Sarah Maitland (Goldsmiths, University of London); What Can Memes Teach Us About Cultural Translation?

Event date: 
Wednesday 16 October to Thursday 17 October

Sarah Maitland (Goldsmiths, University of London)

Wednesday, 16 October 2019, 4.00-6.00pm

G.06 50 George Square, University of Edinburgh

 

What Can Memes Teach Us About Cultural Translation?

This talk explores the terms through which memes are made. It is constructed around a series of meme case studies designed to demonstrate two key ideas: first, that memes are translational by design, and second, that they are dialectical in nature. The term “meme,” originated by Richard Dawkins, draws on the ancient Greek mimeme, meaning “something imitated,” mimeisthai “to imitate,” and mimos “mime.” In this way, the construction of a meme becomes linked inextricably to ideas of playfulness, mimicry, emulation, imitation, verisimilitude, and metonymy. As cultural reproduction, memes make use of processes of copying and imitation, practices which, as Limor Shifman writes, “have become essential in contemporary digital culture” (2013, 4). The cultural stimulus that is copied in the meme functions as the “source text” of translation. This source text is interpreted, imitated, parodied, transformed, reshaped, and “translated” by Internet users, turning it into something new, a “third object,” alike and akin to the original cultural stimulus, yet undeniably different. Just like a translation, this new form is intended to find a new audience in a new time and new place. When memes go viral, we witness how a singular idea or stimulus can be propagated and remolded in different ways by different users. With every meme, we see an infinite layering of reception and creative cultural production; text upon image, image upon image, parody upon parody, interpretation upon interpretation. As twenty-first century palimpsests, memes add new layers of meaning on top of the cultural phenomena they translate.

    But what do we gain from conceiving of memes in translational terms? To translate, which is an act of reading par excellence, is to take a political position. It is to send a deliberate message to an identified audience; it is to address someone with intentionality, following a deliberative engagement across the borders that separate author from text and text from reader. If to read is to understand, and to understand is to interpret, then to translate is to seek to share with another the contingent results of this act of reading. As translations, memes have a particular point to make in the here and now. They do not claim to be neutral readings of the phenomena they interpret, but instead tell us something about the ways in which they simultaneously depend upon and yet depart radically from the sources on which they are based. They are translations that offer new ways of looking at things precisely by criticising the old. They are both the vestiges of and the precursors to public dialogue, and they serve as a reminder that “truth” is never bounded and can be infinitely extended. Viewed through the lens of cultural translation (Maitland 2017), memes are a call to engage in a dialectic of understanding, to explore not just what they “mean” but what phenomena they are engaged in interpreting productively. By deconstructing memes in translational terms, we can question not only how we acquire knowledge online but also how such knowledge is constructed.

 

[translation studies ]

 

Dr Sarah Maitland is Senior Lecturer in Translation Studies at Goldsmiths, University of London, where she leads the MA in Translation. She is an elected member of the Executive Council of the International Association for Translation and Intercultural Studies and Managing Editor of the Journal of Specialised Translation. Sarah is co-investigator on the Arts and Humanities Research Council-funded project ‘Translation and Interpretation Work in Multilingual Business Communities: Roles, Perspectives, Agency’, and is author of What is Cultural Translation? published by Bloomsbury Academic. She is also author of various articles on cultural translation, translation philosophy, theatre translation, and hermeneutics.
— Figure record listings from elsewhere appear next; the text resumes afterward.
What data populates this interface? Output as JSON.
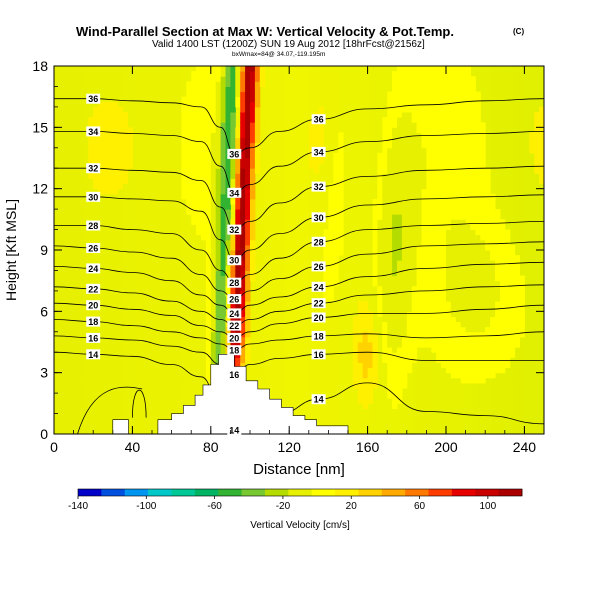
{
  "chart_data": {
    "type": "heatmap",
    "title": "Wind-Parallel Section at Max W: Vertical Velocity & Pot.Temp.",
    "title_mark": "(C)",
    "subtitle": "Valid 1400 LST (1200Z) SUN 19 Aug 2012 [18hrFcst@2156z]",
    "subtitle2": "bxWmax=84@ 34.07,-119.195m",
    "xlabel": "Distance [nm]",
    "ylabel": "Height [Kft MSL]",
    "xlim": [
      0,
      250
    ],
    "ylim": [
      0,
      18
    ],
    "x_ticks": [
      "0",
      "40",
      "80",
      "120",
      "160",
      "200",
      "240"
    ],
    "y_ticks": [
      "0",
      "3",
      "6",
      "9",
      "12",
      "15",
      "18"
    ],
    "colorbar": {
      "label": "Vertical Velocity [cm/s]",
      "range": [
        -140,
        120
      ],
      "tick_labels": [
        "-140",
        "-100",
        "-60",
        "-20",
        "20",
        "60",
        "100"
      ],
      "colors": [
        "#0000c8",
        "#0050e0",
        "#0096f0",
        "#00c8c8",
        "#00c896",
        "#00b464",
        "#32b432",
        "#78c832",
        "#b4dc00",
        "#e6f000",
        "#ffff00",
        "#fff000",
        "#ffd200",
        "#ffaa00",
        "#ff7800",
        "#ff3c00",
        "#e60000",
        "#c80000",
        "#aa0000"
      ]
    },
    "terrain": [
      [
        0,
        0
      ],
      [
        30,
        0
      ],
      [
        30,
        0.7
      ],
      [
        38,
        0.7
      ],
      [
        38,
        0
      ],
      [
        53,
        0
      ],
      [
        53,
        0.7
      ],
      [
        60,
        0.7
      ],
      [
        60,
        1
      ],
      [
        66,
        1
      ],
      [
        66,
        1.4
      ],
      [
        72,
        1.4
      ],
      [
        72,
        1.9
      ],
      [
        76,
        1.9
      ],
      [
        76,
        2.4
      ],
      [
        80,
        2.4
      ],
      [
        80,
        3.4
      ],
      [
        84,
        3.4
      ],
      [
        84,
        3.9
      ],
      [
        92,
        3.9
      ],
      [
        92,
        3.3
      ],
      [
        98,
        3.3
      ],
      [
        98,
        2.6
      ],
      [
        104,
        2.6
      ],
      [
        104,
        2.2
      ],
      [
        110,
        2.2
      ],
      [
        110,
        1.7
      ],
      [
        116,
        1.7
      ],
      [
        116,
        1.3
      ],
      [
        122,
        1.3
      ],
      [
        122,
        0.9
      ],
      [
        128,
        0.9
      ],
      [
        128,
        0.7
      ],
      [
        134,
        0.7
      ],
      [
        134,
        0.4
      ],
      [
        150,
        0.4
      ],
      [
        150,
        0
      ],
      [
        250,
        0
      ]
    ],
    "theta_contours": [
      {
        "label": "14",
        "values": [
          4.0,
          3.9,
          3.8,
          3.4,
          2.8,
          1.5,
          0.2,
          0.5,
          1.0,
          1.7,
          2.5,
          1.1,
          0.9,
          0.5
        ]
      },
      {
        "label": "16",
        "values": [
          4.8,
          4.7,
          4.6,
          4.3,
          4.0,
          3.4,
          2.9,
          3.4,
          3.7,
          3.9,
          4.0,
          3.6,
          3.6,
          3.6
        ]
      },
      {
        "label": "18",
        "values": [
          5.6,
          5.5,
          5.3,
          5.0,
          4.7,
          4.4,
          4.1,
          4.4,
          4.6,
          4.8,
          4.9,
          4.7,
          4.8,
          5.0
        ]
      },
      {
        "label": "20",
        "values": [
          6.4,
          6.3,
          6.1,
          5.8,
          5.3,
          5.0,
          4.7,
          5.0,
          5.4,
          5.7,
          5.9,
          5.9,
          6.1,
          6.3
        ]
      },
      {
        "label": "22",
        "values": [
          7.2,
          7.1,
          6.9,
          6.5,
          6.0,
          5.6,
          5.3,
          5.6,
          6.0,
          6.4,
          6.8,
          7.0,
          7.2,
          7.3
        ]
      },
      {
        "label": "24",
        "values": [
          8.2,
          8.1,
          7.9,
          7.5,
          6.8,
          6.3,
          5.9,
          6.3,
          6.7,
          7.2,
          7.7,
          8.1,
          8.3,
          8.4
        ]
      },
      {
        "label": "26",
        "values": [
          9.2,
          9.1,
          8.9,
          8.6,
          7.8,
          7.0,
          6.6,
          7.0,
          7.6,
          8.2,
          8.8,
          9.2,
          9.3,
          9.4
        ]
      },
      {
        "label": "28",
        "values": [
          10.2,
          10.2,
          10.0,
          9.8,
          9.0,
          8.0,
          7.4,
          7.8,
          8.6,
          9.4,
          10.0,
          10.2,
          10.3,
          10.4
        ]
      },
      {
        "label": "30",
        "values": [
          11.6,
          11.6,
          11.5,
          11.4,
          10.9,
          9.5,
          8.5,
          9.0,
          9.8,
          10.6,
          11.2,
          11.5,
          11.6,
          11.7
        ]
      },
      {
        "label": "32",
        "values": [
          13.0,
          13.0,
          12.9,
          12.8,
          12.4,
          11.1,
          10.0,
          10.4,
          11.3,
          12.1,
          12.6,
          12.9,
          13.0,
          13.1
        ]
      },
      {
        "label": "34",
        "values": [
          14.8,
          14.8,
          14.7,
          14.6,
          14.3,
          13.1,
          11.8,
          12.2,
          13.1,
          13.8,
          14.3,
          14.6,
          14.7,
          14.8
        ]
      },
      {
        "label": "36",
        "values": [
          16.4,
          16.4,
          16.3,
          16.2,
          16.0,
          15.0,
          13.7,
          14.0,
          14.8,
          15.4,
          15.9,
          16.1,
          16.3,
          16.4
        ]
      }
    ],
    "theta_x": [
      0,
      20,
      40,
      60,
      75,
      85,
      92,
      100,
      115,
      135,
      160,
      190,
      220,
      250
    ],
    "grid": false,
    "legend": "bottom"
  }
}
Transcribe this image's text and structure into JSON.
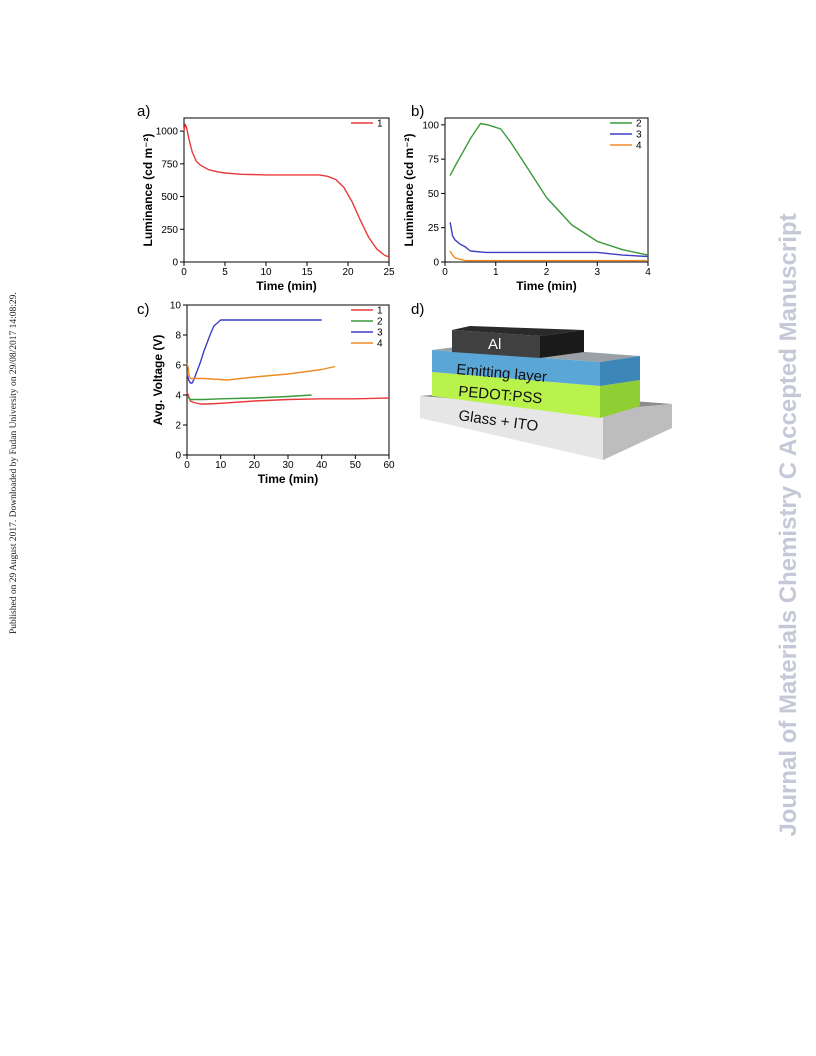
{
  "page": {
    "side_stamp": "Published on 29 August 2017. Downloaded by Fudan University on 29/08/2017 14:08:29.",
    "watermark": "Journal of Materials Chemistry C Accepted Manuscript"
  },
  "panels": {
    "a": {
      "label": "a)"
    },
    "b": {
      "label": "b)"
    },
    "c": {
      "label": "c)"
    },
    "d": {
      "label": "d)"
    }
  },
  "colors": {
    "s1": "#e8393a",
    "s2": "#3a9a3a",
    "s3": "#3c3fc4",
    "s4": "#f08a24"
  },
  "device_layers": {
    "top": "Al",
    "emitting": "Emitting layer",
    "pedot": "PEDOT:PSS",
    "substrate": "Glass + ITO"
  },
  "chart_data": [
    {
      "id": "a",
      "type": "line",
      "xlabel": "Time (min)",
      "ylabel": "Luminance (cd m⁻²)",
      "xlim": [
        0,
        25
      ],
      "ylim": [
        0,
        1100
      ],
      "xticks": [
        0,
        5,
        10,
        15,
        20,
        25
      ],
      "yticks": [
        0,
        250,
        500,
        750,
        1000
      ],
      "legend_position": "top-right",
      "series": [
        {
          "name": "1",
          "color": "#e8393a",
          "x": [
            0,
            0.15,
            0.3,
            0.6,
            1,
            1.5,
            2,
            3,
            4,
            5,
            7,
            10,
            14,
            16.5,
            17.5,
            18.5,
            19.5,
            20.5,
            21.5,
            22.5,
            23.5,
            24.5,
            25
          ],
          "y": [
            1000,
            1050,
            1030,
            940,
            840,
            770,
            740,
            705,
            690,
            680,
            670,
            665,
            665,
            665,
            655,
            630,
            570,
            460,
            320,
            190,
            100,
            50,
            40
          ]
        }
      ]
    },
    {
      "id": "b",
      "type": "line",
      "xlabel": "Time (min)",
      "ylabel": "Luminance (cd m⁻²)",
      "xlim": [
        0,
        4
      ],
      "ylim": [
        0,
        105
      ],
      "xticks": [
        0,
        1,
        2,
        3,
        4
      ],
      "yticks": [
        0,
        25,
        50,
        75,
        100
      ],
      "legend_position": "top-right",
      "series": [
        {
          "name": "2",
          "color": "#3a9a3a",
          "x": [
            0.1,
            0.2,
            0.35,
            0.5,
            0.7,
            0.85,
            1.1,
            1.3,
            1.6,
            2,
            2.5,
            3,
            3.5,
            4
          ],
          "y": [
            63,
            70,
            80,
            90,
            101,
            100,
            97,
            87,
            70,
            47,
            27,
            15,
            9,
            5
          ]
        },
        {
          "name": "3",
          "color": "#3c3fc4",
          "x": [
            0.1,
            0.15,
            0.2,
            0.3,
            0.4,
            0.5,
            0.8,
            1,
            2,
            3,
            3.5,
            4
          ],
          "y": [
            29,
            19,
            16,
            13,
            11,
            8,
            7,
            7,
            7,
            7,
            5,
            4
          ]
        },
        {
          "name": "4",
          "color": "#f08a24",
          "x": [
            0.1,
            0.15,
            0.2,
            0.3,
            0.4,
            0.6,
            1,
            2,
            3,
            4
          ],
          "y": [
            8,
            5,
            3,
            2,
            1,
            1,
            1,
            1,
            1,
            1
          ]
        }
      ]
    },
    {
      "id": "c",
      "type": "line",
      "xlabel": "Time (min)",
      "ylabel": "Avg. Voltage (V)",
      "xlim": [
        0,
        60
      ],
      "ylim": [
        0,
        10
      ],
      "xticks": [
        0,
        10,
        20,
        30,
        40,
        50,
        60
      ],
      "yticks": [
        0,
        2,
        4,
        6,
        8,
        10
      ],
      "legend_position": "top-right",
      "series": [
        {
          "name": "1",
          "color": "#e8393a",
          "x": [
            0,
            0.5,
            1,
            2,
            4,
            6,
            10,
            20,
            30,
            40,
            50,
            60
          ],
          "y": [
            4.2,
            3.9,
            3.6,
            3.5,
            3.4,
            3.4,
            3.45,
            3.6,
            3.7,
            3.75,
            3.75,
            3.8
          ]
        },
        {
          "name": "2",
          "color": "#3a9a3a",
          "x": [
            0,
            0.5,
            1,
            2,
            5,
            10,
            20,
            30,
            37
          ],
          "y": [
            3.9,
            3.8,
            3.7,
            3.7,
            3.7,
            3.75,
            3.8,
            3.9,
            4.0
          ]
        },
        {
          "name": "3",
          "color": "#3c3fc4",
          "x": [
            0,
            0.5,
            1,
            1.5,
            2,
            3,
            4,
            5,
            6,
            7,
            8,
            10,
            20,
            30,
            40
          ],
          "y": [
            5.4,
            5.0,
            4.8,
            4.8,
            5.0,
            5.6,
            6.2,
            6.9,
            7.5,
            8.1,
            8.6,
            9.0,
            9.0,
            9.0,
            9.0
          ]
        },
        {
          "name": "4",
          "color": "#f08a24",
          "x": [
            0,
            0.3,
            0.6,
            1,
            2,
            5,
            12,
            20,
            30,
            40,
            44
          ],
          "y": [
            6.1,
            5.9,
            5.3,
            5.1,
            5.1,
            5.1,
            5.0,
            5.2,
            5.4,
            5.7,
            5.9
          ]
        }
      ]
    }
  ]
}
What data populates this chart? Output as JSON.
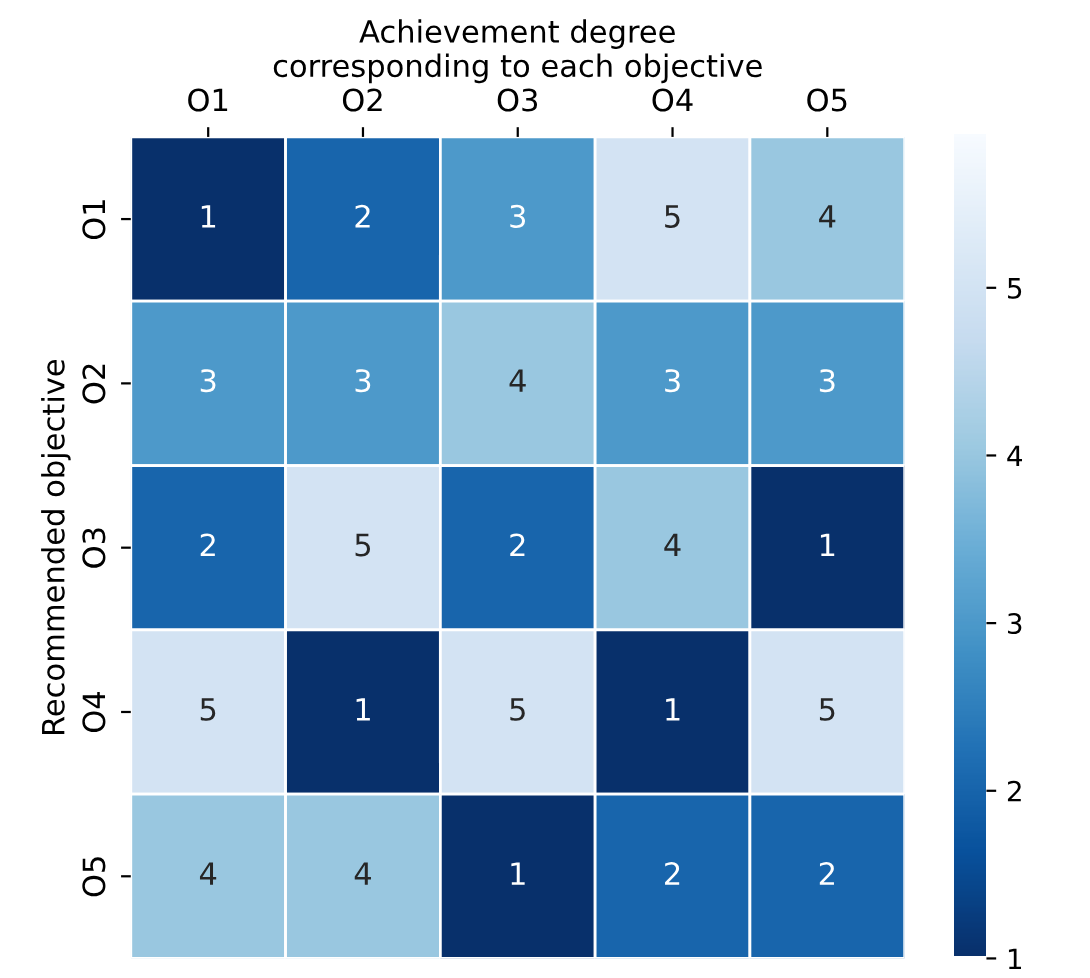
{
  "chart_data": {
    "type": "heatmap",
    "xlabel": "Achievement degree\ncorresponding to each objective",
    "ylabel": "Recommended objective",
    "categories": [
      "O1",
      "O2",
      "O3",
      "O4",
      "O5"
    ],
    "y_categories": [
      "O1",
      "O2",
      "O3",
      "O4",
      "O5"
    ],
    "cells": [
      [
        1,
        2,
        3,
        5,
        4
      ],
      [
        3,
        3,
        4,
        3,
        3
      ],
      [
        2,
        5,
        2,
        4,
        1
      ],
      [
        5,
        1,
        5,
        1,
        5
      ],
      [
        4,
        4,
        1,
        2,
        2
      ]
    ],
    "clim": [
      1,
      5.9
    ],
    "cticks": [
      1,
      2,
      3,
      4,
      5
    ],
    "data_labels": true
  }
}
Sarah is a Memsource Certified Trainer and leads project TransCast: Making Translating and Interpreting Research Public, which hosts free podcasts of cutting-edge translation research for students, scholars and practitioners of translation worldwide.

As a professional theatre translator, Sarah has translated for the Royal Court Theatre,  Cervantes Theatre, CASA Latin American Theatre Festival, Words without Borders magazine, Martin E. Segal Theatre New York, Theatre Royal Bath, and Rose Bruford College of Theatre and Performance, among others. Her most recent work includes creating production video subtitles for A Universe (Alone), by Cuartoymitad Teatro.

Sarah is also an active member of Out of the Wings, hosted by King’s College London, a collective of theatre-makers, researchers, translators and academics united by a shared love of theatre and the possibilities of cross-border collaboration and exchange that are released when works for the stage are translated for new audiences.